Blade tied a loop in the end of the rope and threw the loop down to Twana. She caught it and drew it around her body. Then Blade began to back slowly away from the edge of the Wall, pulling Twana up as he did.

He was also keeping watch on either side of him, along the top of the Wall. It rose and fell in long, slow curves, like waves far out at sea. It was totally bare. In a few places it looked as though it had even been scraped or sandblasted clean.

That thought reminded Blade of the Watchers. He was beginning to wonder if they had ever existed, except in the legends of the village people. Here he was on top of the Wall, and he still seemed to be completely invisible to whomever or whatever might be on guard. He was also perfectly happy with this situation.

As Twana's head appeared over the edge, Blade caught another flash of the sun on polished metal. This one was far to the south and came and went so quickly that he wasn't completely sure he hadn't imagined it. He reached down and helped Twana up onto the level surface. She lay gasping for a moment, then rose to her knees and reached for her water bottle. As she drank, Blade again scanned the top of the Wall in both directions, as far as he could see.

Whatever had made the flash was now invisible again. A Watcher? A large metal machine such as Twana had described could make the kind of flashes he'd seen when the sun caught it at the right angle. If the Watchers existed, that is-and if they existed, then where were they?

Blade and Twana moved swiftly north along the smooth top of the Wall. They went barefoot to reduce noise and leave no visible traces. They kept just far enough away from the edge of the Wall to be invisible from the ground without wandering into the blindness field. If the Watchers no longer mounted a reliable guard on the Wall, the Shoba's men might also discover this.
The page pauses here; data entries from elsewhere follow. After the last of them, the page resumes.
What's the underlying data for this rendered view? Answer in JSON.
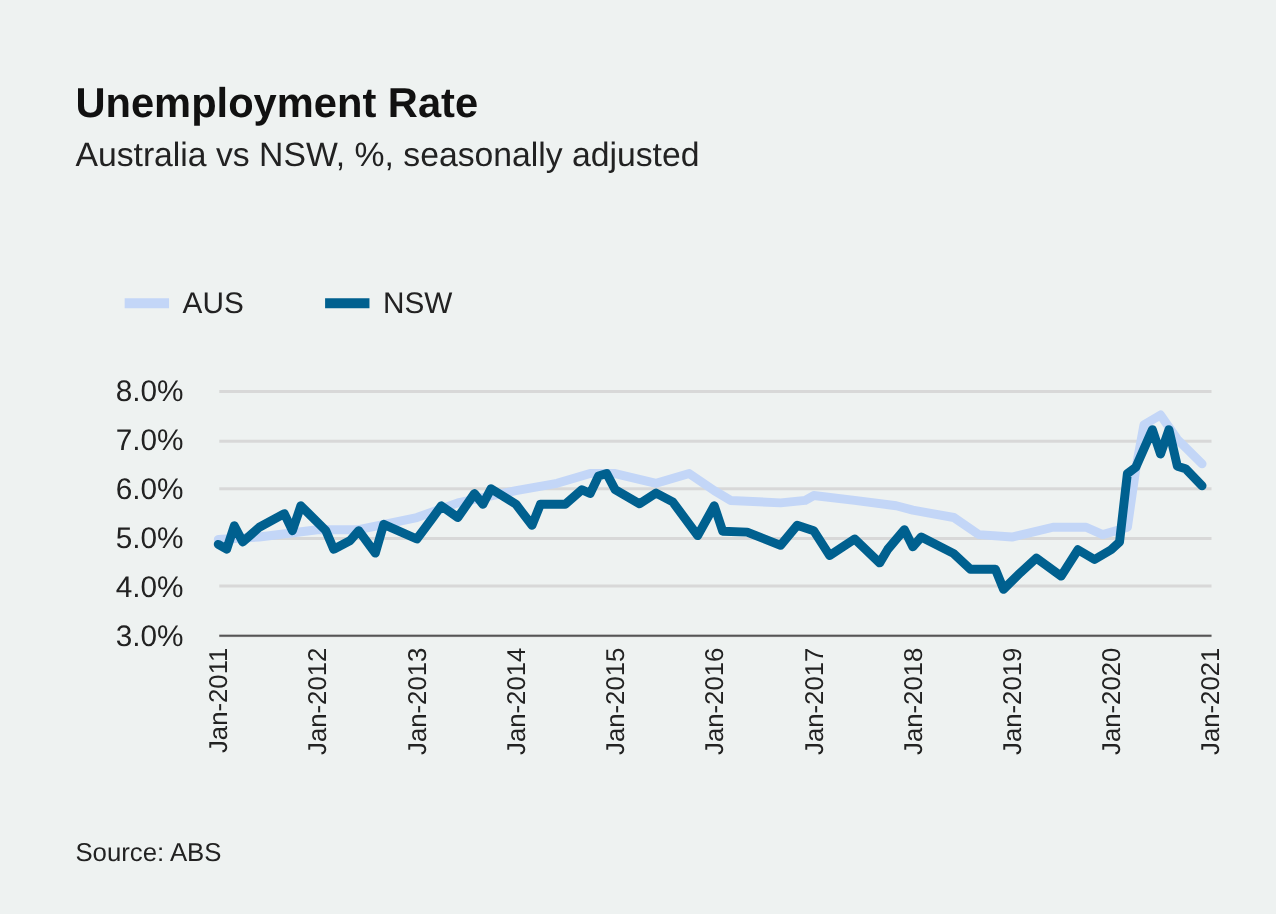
{
  "chart_data": {
    "type": "line",
    "title": "Unemployment Rate",
    "subtitle": "Australia vs NSW, %, seasonally adjusted",
    "annotations": [
      "Source: ABS"
    ],
    "legend": "top left",
    "grid": "y",
    "line_style": "solid",
    "marker": "none",
    "xlim": [
      "2011-01",
      "2021-01"
    ],
    "xticks": [
      {
        "value": "2011-01",
        "label": "Jan-2011"
      },
      {
        "value": "2012-01",
        "label": "Jan-2012"
      },
      {
        "value": "2013-01",
        "label": "Jan-2013"
      },
      {
        "value": "2014-01",
        "label": "Jan-2014"
      },
      {
        "value": "2015-01",
        "label": "Jan-2015"
      },
      {
        "value": "2016-01",
        "label": "Jan-2016"
      },
      {
        "value": "2017-01",
        "label": "Jan-2017"
      },
      {
        "value": "2018-01",
        "label": "Jan-2018"
      },
      {
        "value": "2019-01",
        "label": "Jan-2019"
      },
      {
        "value": "2020-01",
        "label": "Jan-2020"
      },
      {
        "value": "2021-01",
        "label": "Jan-2021"
      }
    ],
    "ylim": [
      3,
      8
    ],
    "yticks": [
      {
        "value": 3,
        "label": "3.0%"
      },
      {
        "value": 4,
        "label": "4.0%"
      },
      {
        "value": 5,
        "label": "5.0%"
      },
      {
        "value": 6,
        "label": "6.0%"
      },
      {
        "value": 7,
        "label": "7.0%"
      },
      {
        "value": 8,
        "label": "8.0%"
      }
    ],
    "series": [
      {
        "name": "AUS",
        "color": "#c3d6f7",
        "x": [
          "2011-01",
          "2011-06",
          "2012-01",
          "2012-06",
          "2013-01",
          "2013-06",
          "2014-01",
          "2014-06",
          "2014-10",
          "2015-01",
          "2015-06",
          "2015-10",
          "2016-01",
          "2016-03",
          "2016-09",
          "2016-12",
          "2017-01",
          "2017-06",
          "2017-11",
          "2018-01",
          "2018-06",
          "2018-09",
          "2019-01",
          "2019-06",
          "2019-10",
          "2019-12",
          "2020-02",
          "2020-03",
          "2020-04",
          "2020-05",
          "2020-07",
          "2020-09",
          "2020-12"
        ],
        "values": [
          4.95,
          5.0,
          5.15,
          5.15,
          5.4,
          5.7,
          5.95,
          6.1,
          6.3,
          6.3,
          6.1,
          6.3,
          5.95,
          5.75,
          5.7,
          5.75,
          5.85,
          5.75,
          5.64,
          5.55,
          5.4,
          5.05,
          5.0,
          5.2,
          5.2,
          5.05,
          5.15,
          5.2,
          6.4,
          7.3,
          7.5,
          7.0,
          6.5
        ]
      },
      {
        "name": "NSW",
        "color": "#00608f",
        "x": [
          "2011-01",
          "2011-02",
          "2011-03",
          "2011-04",
          "2011-06",
          "2011-09",
          "2011-10",
          "2011-11",
          "2012-02",
          "2012-03",
          "2012-05",
          "2012-06",
          "2012-08",
          "2012-09",
          "2013-01",
          "2013-03",
          "2013-04",
          "2013-06",
          "2013-08",
          "2013-09",
          "2013-10",
          "2014-01",
          "2014-03",
          "2014-04",
          "2014-07",
          "2014-09",
          "2014-10",
          "2014-11",
          "2014-12",
          "2015-01",
          "2015-04",
          "2015-06",
          "2015-08",
          "2015-11",
          "2016-01",
          "2016-02",
          "2016-05",
          "2016-09",
          "2016-11",
          "2017-01",
          "2017-03",
          "2017-06",
          "2017-09",
          "2017-10",
          "2017-12",
          "2018-01",
          "2018-02",
          "2018-06",
          "2018-08",
          "2018-11",
          "2018-12",
          "2019-02",
          "2019-04",
          "2019-07",
          "2019-09",
          "2019-11",
          "2020-01",
          "2020-02",
          "2020-03",
          "2020-04",
          "2020-06",
          "2020-07",
          "2020-08",
          "2020-09",
          "2020-10",
          "2020-12"
        ],
        "values": [
          4.85,
          4.75,
          5.23,
          4.9,
          5.2,
          5.48,
          5.13,
          5.64,
          5.13,
          4.75,
          4.93,
          5.13,
          4.67,
          5.26,
          4.96,
          5.4,
          5.64,
          5.4,
          5.89,
          5.67,
          5.99,
          5.67,
          5.24,
          5.67,
          5.67,
          5.97,
          5.89,
          6.25,
          6.3,
          5.97,
          5.68,
          5.9,
          5.72,
          5.03,
          5.64,
          5.12,
          5.1,
          4.83,
          5.24,
          5.13,
          4.62,
          4.96,
          4.47,
          4.75,
          5.15,
          4.8,
          5.0,
          4.66,
          4.34,
          4.34,
          3.93,
          4.27,
          4.57,
          4.2,
          4.74,
          4.54,
          4.74,
          4.9,
          6.3,
          6.43,
          7.2,
          6.7,
          7.2,
          6.45,
          6.4,
          6.05
        ]
      }
    ]
  }
}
Then they might be willing to climb the hills, and the chase would be on again.

Blade decided that he and Twana would stay up on the Wall for two days, moving as far as they could in that time. That should leave the Shoba's men far behind. With the enemy off their trail, they could return directly to Hores. Blade was no longer quite sure what he'd be doing after that. This Dimension was developing more than the usual quota of mysteries. The Wall seemed to be only a starting point.

They'd been walking for two hours when Blade saw metal flash again, three times in five minutes. The flashes were a good ten miles away, but this time they were to the north. He stopped and desperately strained his eyes to see what might be waiting for them but saw nothing-not even a hint of movement.
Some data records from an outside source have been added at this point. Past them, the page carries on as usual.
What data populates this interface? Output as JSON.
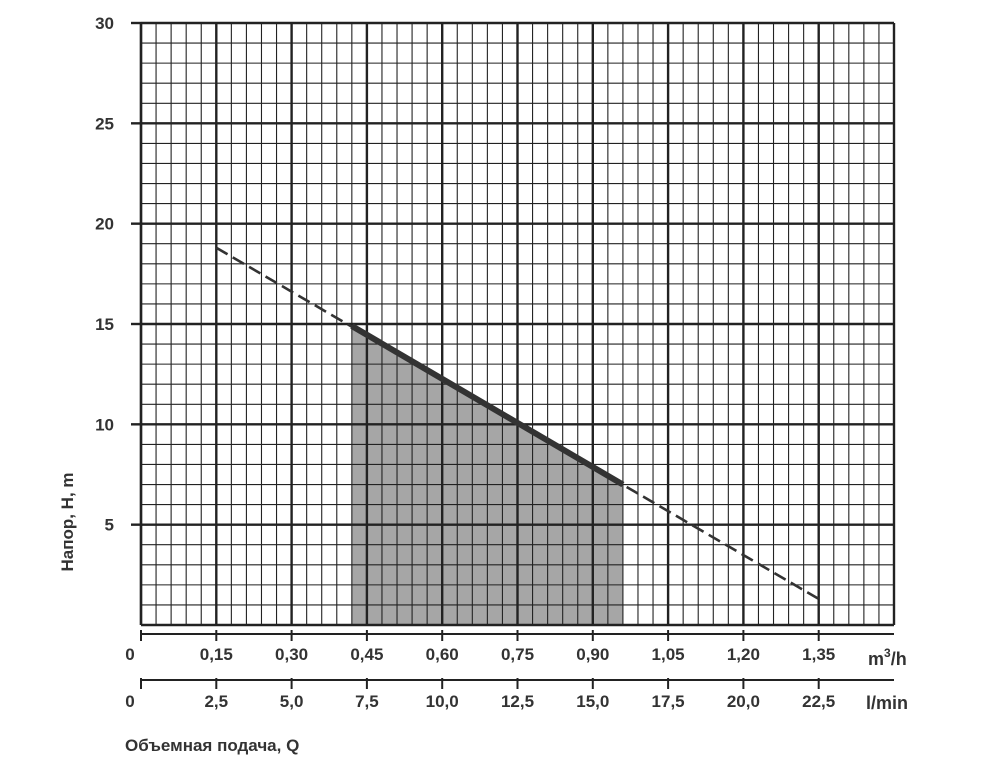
{
  "chart_data": {
    "type": "line",
    "title": "",
    "ylabel": "Напор, H, m",
    "xlabel": "Объемная подача, Q",
    "ylim": [
      0,
      30
    ],
    "y_ticks": [
      "5",
      "10",
      "15",
      "20",
      "25",
      "30"
    ],
    "y_tick_values": [
      5,
      10,
      15,
      20,
      25,
      30
    ],
    "x_m3h": {
      "unit_base": "m",
      "unit_sup": "3",
      "unit_tail": "/h",
      "ticks": [
        "0",
        "0,15",
        "0,30",
        "0,45",
        "0,60",
        "0,75",
        "0,90",
        "1,05",
        "1,20",
        "1,35"
      ],
      "values": [
        0,
        0.15,
        0.3,
        0.45,
        0.6,
        0.75,
        0.9,
        1.05,
        1.2,
        1.35
      ]
    },
    "x_lmin": {
      "unit": "l/min",
      "ticks": [
        "0",
        "2,5",
        "5,0",
        "7,5",
        "10,0",
        "12,5",
        "15,0",
        "17,5",
        "20,0",
        "22,5"
      ],
      "values": [
        0,
        2.5,
        5.0,
        7.5,
        10.0,
        12.5,
        15.0,
        17.5,
        20.0,
        22.5
      ]
    },
    "xlim_m3h": [
      0,
      1.5
    ],
    "series": [
      {
        "style": "dashed",
        "x_m3h": [
          0.15,
          1.35
        ],
        "y": [
          18.8,
          1.3
        ]
      },
      {
        "style": "solid",
        "x_m3h": [
          0.42,
          0.96
        ],
        "y": [
          14.9,
          7.0
        ]
      }
    ],
    "working_range": {
      "x_m3h": [
        0.42,
        0.96
      ],
      "fill": "#a6a6a6"
    },
    "grid": true,
    "colors": {
      "grid": "#222222",
      "line": "#333333",
      "fill": "#a6a6a6"
    }
  }
}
After a few minutes they moved on. Blade no longer felt quite so willing to believe that the Watchers were a myth. It occurred to him that they might be playing games with him, like a cat with a mouse, waiting for their chosen moment to strike.

They walked along the Wall all through the rest of the morning and into the afternoon. Every hour or so Blade went down on his belly and crept to the edge of the Wall to examine the plain below. The Shoba's men were nowhere in sight.